Anyway. Being of that era, naturally it contains “Confederate Rest,” quite near the National Cemetery, each with its somber, orderly rows of headstones. An enormous Stars & Stripes flies over the National Cemetery, and a much more modest Stars & Bars over the boys in grey. The latter always makes me wince a little, especially at the sentimental (and thriving) plantings of rosemary beneath it.
But in today’s Messenger I read that they’re going to have a funeral for that body they found in the wreck of the CSS Alabama. “This veteran, who went down with his ship, will be buried in Magnolia Cemetery. The remains were conveyed to the Raphael Semmes Camp 11, Sons of Confederate Veterans, by the Navy Historic Center, through the gracious services of the CSS Alabama Association. The funeral will take place on July 28, 2007, at the Confederate Rest in Magnolia Cemetery. A memorial service and wake will also take place. For more information, please contact scvsemmes.org. I [Mark Halseth] would like to personally thank all involved for bringing one of our own home, 147 years after he went down with his ship.”
Okay, so the wake seems a bit much. And Lord only knows what the Sons will do to embarrass us all. But still…it’s so poignant to think of these bits of what was once a body being carefully recovered from a warship wrecked more than a century ago and buried, with (I’m sure) lots of pomp and circumstance, in a little plot of ground set aside for others who died fighting for the losing side, a plot whose only real significance is as a kind of historical curiosity.
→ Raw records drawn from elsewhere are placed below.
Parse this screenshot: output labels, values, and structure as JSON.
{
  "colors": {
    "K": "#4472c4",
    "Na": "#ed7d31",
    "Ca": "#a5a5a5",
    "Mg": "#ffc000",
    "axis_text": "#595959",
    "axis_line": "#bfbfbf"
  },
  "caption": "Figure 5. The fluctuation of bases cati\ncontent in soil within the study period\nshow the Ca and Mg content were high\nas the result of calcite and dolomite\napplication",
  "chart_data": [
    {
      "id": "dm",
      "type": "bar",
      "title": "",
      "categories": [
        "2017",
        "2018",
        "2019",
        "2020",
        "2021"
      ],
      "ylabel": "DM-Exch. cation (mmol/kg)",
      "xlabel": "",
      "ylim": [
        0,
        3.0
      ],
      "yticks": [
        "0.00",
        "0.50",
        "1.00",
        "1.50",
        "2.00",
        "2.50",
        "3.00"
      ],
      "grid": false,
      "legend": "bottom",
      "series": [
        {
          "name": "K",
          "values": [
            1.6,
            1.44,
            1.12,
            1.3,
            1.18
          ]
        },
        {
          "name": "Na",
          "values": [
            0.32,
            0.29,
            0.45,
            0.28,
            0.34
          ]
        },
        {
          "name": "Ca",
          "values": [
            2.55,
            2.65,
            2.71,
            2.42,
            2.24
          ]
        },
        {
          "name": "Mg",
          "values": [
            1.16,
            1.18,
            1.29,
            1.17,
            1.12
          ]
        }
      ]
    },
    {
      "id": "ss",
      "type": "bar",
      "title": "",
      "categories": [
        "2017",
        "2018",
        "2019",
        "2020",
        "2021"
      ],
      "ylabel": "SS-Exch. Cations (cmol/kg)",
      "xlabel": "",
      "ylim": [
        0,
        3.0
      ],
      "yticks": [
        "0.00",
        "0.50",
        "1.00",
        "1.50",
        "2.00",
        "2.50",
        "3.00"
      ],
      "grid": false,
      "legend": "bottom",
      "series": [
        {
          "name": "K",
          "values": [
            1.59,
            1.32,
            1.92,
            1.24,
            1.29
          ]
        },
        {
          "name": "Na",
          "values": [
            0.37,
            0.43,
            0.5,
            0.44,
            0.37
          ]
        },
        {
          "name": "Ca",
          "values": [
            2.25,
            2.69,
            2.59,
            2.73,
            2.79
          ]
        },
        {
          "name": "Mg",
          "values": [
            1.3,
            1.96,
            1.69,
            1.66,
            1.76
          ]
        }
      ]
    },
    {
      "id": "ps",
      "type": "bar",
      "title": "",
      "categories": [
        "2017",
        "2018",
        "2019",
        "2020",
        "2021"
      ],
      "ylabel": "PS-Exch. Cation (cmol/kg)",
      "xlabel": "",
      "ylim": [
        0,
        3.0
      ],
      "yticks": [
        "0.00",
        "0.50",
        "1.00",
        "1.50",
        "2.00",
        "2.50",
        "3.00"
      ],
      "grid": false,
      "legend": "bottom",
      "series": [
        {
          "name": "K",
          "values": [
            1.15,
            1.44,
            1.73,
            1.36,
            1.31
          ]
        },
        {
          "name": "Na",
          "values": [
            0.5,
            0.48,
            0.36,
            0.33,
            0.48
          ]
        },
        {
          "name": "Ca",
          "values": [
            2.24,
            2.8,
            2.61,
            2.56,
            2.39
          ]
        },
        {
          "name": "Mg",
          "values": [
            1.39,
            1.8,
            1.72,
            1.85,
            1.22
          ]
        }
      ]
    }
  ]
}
“He died honorably, fighting for a cause he believed in.” You hear this kind of stuff about Our Confederate Heritage all the time. I have a friend who invokes the Nazi parallel: should Germany allow the Nazis to parade on Hitler’s birthday, because “it’s part of their heritage”? If this was a dead Nazi, would I be getting all misty reading about his interment in a quaint Third Reich graveyard somewhere in Germany?
Well, probably not. Especially if skinheads were involved. But this little funeral, delayed by a century and a half, does seem honorable. “Yet even at the grave we make our song”—and if it’s “Dixie,” well, whoever this poor fellow was, he might have wanted it to be sung.
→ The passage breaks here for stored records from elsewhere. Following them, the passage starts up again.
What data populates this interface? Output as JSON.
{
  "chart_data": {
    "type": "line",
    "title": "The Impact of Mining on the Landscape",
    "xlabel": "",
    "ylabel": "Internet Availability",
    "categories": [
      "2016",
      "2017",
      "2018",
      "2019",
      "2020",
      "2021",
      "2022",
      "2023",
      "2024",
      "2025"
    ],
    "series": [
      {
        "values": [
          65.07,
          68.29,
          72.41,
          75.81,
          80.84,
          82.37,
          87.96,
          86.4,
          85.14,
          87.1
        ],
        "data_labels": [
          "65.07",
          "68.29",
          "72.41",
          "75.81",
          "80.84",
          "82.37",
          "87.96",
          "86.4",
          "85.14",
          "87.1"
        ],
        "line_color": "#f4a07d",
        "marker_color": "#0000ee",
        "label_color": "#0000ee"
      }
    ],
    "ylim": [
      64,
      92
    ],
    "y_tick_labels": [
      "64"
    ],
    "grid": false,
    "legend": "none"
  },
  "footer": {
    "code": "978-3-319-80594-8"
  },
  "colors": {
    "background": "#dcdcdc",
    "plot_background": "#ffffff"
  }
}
June 27th, 2007 at 8:14 pm
Hmm. I guess I’m ignorant (or just not up on my confederate lore), but what significance does rosemary have for the boys in grey?
June 27th, 2007 at 8:29 pm
“There’s rosemary, that’s for remembrance; pray, love, remember…” (Hamlet)
That’s my guess, anyway.
June 27th, 2007 at 8:33 pm
As annoyed as I get with the “fergit, hell!” crowd, it gives me a good feeling to know that this mother’s son will have a decent burial. It seems so foreign to our CSI-world that we’ll never know who he was.
Del, another beautiful post. I sure hope you’re going to stick around here.
June 27th, 2007 at 8:37 pm
Yes. There’s some in the memorial garden at our church, too.
I’ve never heard of this practice before, but it’s a lovely idea. (Like wearing a white rose on Mother’s Day if your mother is dead, and a red one if she is still living. The only place I’ve ever lived where they did that was in Virginia.)
June 27th, 2007 at 8:42 pm
Aw, gee, Kathy. Thanks.
June 27th, 2007 at 10:17 pm
You’re welcome. And cool emoticon!
June 27th, 2007 at 10:21 pm
Del,
We did the white rose/red rose tradition in Oklahoma, too.